# ID 3 spot Hap



## malawisteven (Oct 7, 2013)

sorry for the bad pic. he is dark blue/purple across top head and back light blue/green bottom half and all fins are yellow with yellow specks over entire body. only thing i have to go by is Big spot magunga any ideas on species names?


----------



## nmcichlid-aholic (Mar 23, 2011)

When you Google it, "big spot Magunga" comes up as a type of Otopharynx. There's not a profile for them on this site, but I've seen a few other Otopharnx types not listed here, including the "big-spot" (never heard of it with the Magunga reference, though). I used to have an Otopharynx sp. "Big Spot", and this looks like I remember mine looking, though it was several years ago. The head and mouth are certainly shaped more like an Otopharynx species than say Copadichromis.


----------



## malawisteven (Oct 7, 2013)

he is coloring up very beautiful. i am surprised not to see more of these in LFS they are a very nice color combo turquoise green and purple with bright yellow fins


----------



## noki (Jun 13, 2003)

Otopharynx sp. "Big spot Magunga" is a trade name. The fish may not be known to have a scientific name, many fish do not have a known scientific name. The fish may be related to Otopharynx heterodon.


----------



## jenn134 (Nov 14, 2014)

if he was my fish he would be one of my favorites 
as of right now my favorite fish I have is my blue Johnnie since my favorite color is blue and he's just a beauity

p.s. 
I really like your fish and I may see if I can find one at my LFS


----------



## malawisteven (Oct 7, 2013)

thanks, I got this one from cichlidsandherps online. he is becoming my favorite my ruby red was but this guys keeps getting better each day



I still love my ruby red


----------



## jenn134 (Nov 14, 2014)

They are both beautiful fish
I'm getting more cichlids and black Molly's next month. Black Molly's are going in a 10 gallion breeding tank and the cichlids are going in my 30 gallion tank


----------



## Chester B (Dec 28, 2012)

Jenn your fish won't do well in a 30 gallon tank, they really need a 4' tank at minimum.
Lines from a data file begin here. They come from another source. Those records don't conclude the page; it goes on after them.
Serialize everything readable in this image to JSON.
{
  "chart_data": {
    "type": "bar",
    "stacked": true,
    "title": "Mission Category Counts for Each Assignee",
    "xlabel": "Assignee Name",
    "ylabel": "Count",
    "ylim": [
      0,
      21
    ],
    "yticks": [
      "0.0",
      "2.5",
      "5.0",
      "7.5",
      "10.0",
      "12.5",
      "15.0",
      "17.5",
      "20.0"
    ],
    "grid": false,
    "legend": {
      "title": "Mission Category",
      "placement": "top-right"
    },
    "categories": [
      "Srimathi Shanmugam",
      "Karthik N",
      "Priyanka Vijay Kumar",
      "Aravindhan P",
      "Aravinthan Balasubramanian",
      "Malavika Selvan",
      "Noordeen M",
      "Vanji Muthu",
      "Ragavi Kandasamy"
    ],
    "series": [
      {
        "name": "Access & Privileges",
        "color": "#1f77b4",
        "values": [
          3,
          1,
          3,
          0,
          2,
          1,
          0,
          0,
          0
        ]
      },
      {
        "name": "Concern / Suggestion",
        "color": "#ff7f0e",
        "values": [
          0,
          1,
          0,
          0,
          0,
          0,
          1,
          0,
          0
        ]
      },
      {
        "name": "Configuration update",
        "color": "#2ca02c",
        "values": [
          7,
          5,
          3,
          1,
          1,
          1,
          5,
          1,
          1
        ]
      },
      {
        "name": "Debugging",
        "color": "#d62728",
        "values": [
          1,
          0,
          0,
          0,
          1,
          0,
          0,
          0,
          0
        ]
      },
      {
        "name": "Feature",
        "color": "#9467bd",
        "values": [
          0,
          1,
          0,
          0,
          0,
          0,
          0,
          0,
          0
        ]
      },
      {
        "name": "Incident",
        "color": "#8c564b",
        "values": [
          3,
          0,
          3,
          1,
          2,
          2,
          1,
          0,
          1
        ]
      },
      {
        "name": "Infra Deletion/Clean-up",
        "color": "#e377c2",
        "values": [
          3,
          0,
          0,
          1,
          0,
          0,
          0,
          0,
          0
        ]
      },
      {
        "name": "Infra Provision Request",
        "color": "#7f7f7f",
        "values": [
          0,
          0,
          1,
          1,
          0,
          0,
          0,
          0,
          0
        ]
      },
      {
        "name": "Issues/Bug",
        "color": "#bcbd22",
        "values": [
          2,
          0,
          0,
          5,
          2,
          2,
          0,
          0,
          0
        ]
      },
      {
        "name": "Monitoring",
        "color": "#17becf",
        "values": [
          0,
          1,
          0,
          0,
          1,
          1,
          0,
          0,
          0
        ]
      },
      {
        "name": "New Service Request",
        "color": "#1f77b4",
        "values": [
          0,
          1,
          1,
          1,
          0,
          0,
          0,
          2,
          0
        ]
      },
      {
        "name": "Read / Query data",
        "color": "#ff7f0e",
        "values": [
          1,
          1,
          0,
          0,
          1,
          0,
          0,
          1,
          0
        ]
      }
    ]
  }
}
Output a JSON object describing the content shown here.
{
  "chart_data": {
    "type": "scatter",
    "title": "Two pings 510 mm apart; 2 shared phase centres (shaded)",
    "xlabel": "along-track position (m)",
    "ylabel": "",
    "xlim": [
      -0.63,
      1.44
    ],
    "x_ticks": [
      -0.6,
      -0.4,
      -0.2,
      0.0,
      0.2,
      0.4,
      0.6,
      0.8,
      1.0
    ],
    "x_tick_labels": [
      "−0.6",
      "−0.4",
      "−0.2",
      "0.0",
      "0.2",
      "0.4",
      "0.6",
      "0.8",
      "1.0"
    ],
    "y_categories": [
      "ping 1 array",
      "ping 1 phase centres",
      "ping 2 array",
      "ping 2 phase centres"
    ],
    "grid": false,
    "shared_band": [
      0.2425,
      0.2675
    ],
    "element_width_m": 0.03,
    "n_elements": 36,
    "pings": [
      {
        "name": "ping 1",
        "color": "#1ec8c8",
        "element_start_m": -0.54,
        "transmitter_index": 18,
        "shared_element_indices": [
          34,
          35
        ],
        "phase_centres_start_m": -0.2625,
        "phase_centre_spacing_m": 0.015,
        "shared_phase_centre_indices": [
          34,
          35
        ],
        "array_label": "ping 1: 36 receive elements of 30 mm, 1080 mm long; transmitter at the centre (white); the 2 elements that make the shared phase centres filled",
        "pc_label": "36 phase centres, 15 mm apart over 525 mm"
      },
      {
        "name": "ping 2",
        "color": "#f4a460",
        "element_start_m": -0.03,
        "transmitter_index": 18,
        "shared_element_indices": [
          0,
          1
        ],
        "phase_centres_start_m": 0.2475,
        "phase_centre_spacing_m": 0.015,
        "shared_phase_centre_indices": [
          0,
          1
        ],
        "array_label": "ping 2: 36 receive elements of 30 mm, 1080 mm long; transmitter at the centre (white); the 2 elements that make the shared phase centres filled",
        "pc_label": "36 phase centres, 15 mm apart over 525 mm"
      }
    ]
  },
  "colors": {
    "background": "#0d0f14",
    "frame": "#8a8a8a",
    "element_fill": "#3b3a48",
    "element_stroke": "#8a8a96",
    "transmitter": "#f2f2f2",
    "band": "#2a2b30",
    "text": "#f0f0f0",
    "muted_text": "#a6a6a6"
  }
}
The two fish shown above will grow too large for a 30 gallon and a far too timid for your current fish. In a 30 gallon with your fish now they will most likely be killed.


----------



## jenn134 (Nov 14, 2014)

I know I will have to move them at some point 
I am spose to be getting a 55 Gal and when I do the Cichlids are going into it


----------



## jenn134 (Nov 14, 2014)

https://www.facebook.com/jennifer.stuar ... =3&theater

if this works this is my 75 Gal frog tank and I'm not sure if I can put the cichlids in it or not

there are 10 frogs, 2 pacosamis 1 rainbow shark and 2 platys


----------



## anthony126 (Aug 6, 2014)

https://www.facebook.com/jennifer.stuar ... =3&theater

if this works this is my 75 Gal frog tank and I'm not sure if I can put the cichlids in it or not

there are 10 frogs, 2 pacosamis 1 rainbow shark and 2 platys

No in short


----------



## jenn134 (Nov 14, 2014)

No as in the pic didn't work or no as in putting the cichlids with the frogs???


----------



## nmcichlid-aholic (Mar 23, 2011)

jenn134 said:


> No as in the pic didn't work or no as in putting the cichlids with the frogs???


No,This Link Doesn't Work (Well, It Takes You To A Facebook Login Page, But No Photos), And No Cichlids And Frogs Won't Mix. One Will Become A Meal For The Other, Depending On Which is Bigger.


----------